A petition by West Papuans seeking decolonisation has been handed to the United Nations High Commissioner for Human Rights, Michelle Bachelet.
The petition was delivered in a meeting officially facilitated by the Vanuatu government in Geneva on Friday.
The petition, which claims to represent 1.8 million West Papuans, calls for an internationally-supervised referendum on independence from Indonesia.
The chairman of the United Liberation Movement for West Papua, Benny Wenda, said the petition highlighted Papuan thirst for a legitimate self-determination process.
Just over a thousand selected Papuans, or only 0.2 percent of the territory's population at the time, voted to be part of Indonesia in 1969's so-called Act of Free Choice.
Mr Wenda, who is UK-based, said Papuans risked arrest, torture and assassination to sign this petition calling for their right to self-determination to be fulfilled.
He said the Liberation Movement was working tirelessly to have the matter addressed in the UN General Assembly and the Decolonisation Committee.
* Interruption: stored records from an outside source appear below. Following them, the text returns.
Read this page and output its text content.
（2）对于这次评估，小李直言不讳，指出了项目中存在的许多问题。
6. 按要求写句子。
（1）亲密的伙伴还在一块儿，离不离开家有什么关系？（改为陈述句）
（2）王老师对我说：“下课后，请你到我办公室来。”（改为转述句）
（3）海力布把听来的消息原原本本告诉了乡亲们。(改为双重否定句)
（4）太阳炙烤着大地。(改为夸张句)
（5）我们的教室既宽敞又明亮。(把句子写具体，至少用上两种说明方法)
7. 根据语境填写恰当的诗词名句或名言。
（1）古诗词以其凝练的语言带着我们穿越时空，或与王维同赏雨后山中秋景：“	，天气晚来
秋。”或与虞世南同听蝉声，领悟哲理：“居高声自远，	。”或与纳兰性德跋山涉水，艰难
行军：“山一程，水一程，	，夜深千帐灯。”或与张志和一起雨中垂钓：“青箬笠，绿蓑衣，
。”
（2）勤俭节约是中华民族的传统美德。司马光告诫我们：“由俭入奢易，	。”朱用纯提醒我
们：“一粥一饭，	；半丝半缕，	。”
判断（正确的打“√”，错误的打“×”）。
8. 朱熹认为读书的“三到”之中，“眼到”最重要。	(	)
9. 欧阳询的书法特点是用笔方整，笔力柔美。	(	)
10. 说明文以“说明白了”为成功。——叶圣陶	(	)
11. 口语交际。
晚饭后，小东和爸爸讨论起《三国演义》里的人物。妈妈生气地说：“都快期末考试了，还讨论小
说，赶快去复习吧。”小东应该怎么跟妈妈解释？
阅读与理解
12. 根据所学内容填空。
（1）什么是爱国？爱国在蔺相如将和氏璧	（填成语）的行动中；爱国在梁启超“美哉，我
Yet Indonesian government officials have questioned the veracity of the claim that 1.8 million people signed the petition, and continue to brand Mr Wenda as a separatist who spreads misinformation about Papua.
Signatures for the petition were finally gathered together in 2017, with the petition having circulated through the Indonesian region of Papua over a number of months.
While the population of Papua region is around 3.5 million, Indonesian census statistics suggest around 60 percent of Papua's population are indigenous Melanesians.
But according to Mr Wenda, for the petition to have the support of a majority of the indigenous population was historic.
"Never before in the history of global struggles, from the great anti-colonial movements of Asia, Africa and the Pacific to the mass movements of Latin America and Europe, has such a petition, signed manually by so many hands, been physically presented to such a high level of the UN.
"The West Papuan people instructed the United Liberation Movement for West Papua to hand the petition to the UN Decolonisation Committee, the UN Human Rights Council, and the UN General Assembly," Mr Wenda explained.
An attempt by Mr Wenda in late 2017 to deliver the petition to the head of the Decolonisation Committee was problematic because Papua is not on the Decolonisation List.
But the Liberation Movement continues to lobby globally on its argument that the process by which Indonesia took control of the former Dutch new Guinea in the 1960s failed to meet standards of international law.
"We have had the great honour of presenting this petition to every diplomat, politician, lawyer and civil servant we meet every day in our work across the world."
Meanwhile, Mr Wenda has drawn attention to the ongoing conflict between the West Papua Liberation Army and Indonesian security forces in Papua's Central Highlands.
Intensified by last month's massacre of indonesian road construction workers by the Liberation Army in Nduga region, the conflict has caused many Papuan villagers to flee their homes to the bush.
"The time for the UN to hear this call is more urgent than ever as the world witnesses another humanitarian crisis happening in the highlands of West Papua," Mr Wenda said.
He said thousands of civilians in the region of Nduga were at risk of starvation because the Indonesian military was blocking the flow of aid into the area, as well as efforts to investigate the conflict.
But the Liberation Movement's claims that Nduga villages are being targetted by airstrikes and chemical weapons have been denied by both Indonesian government and military officials.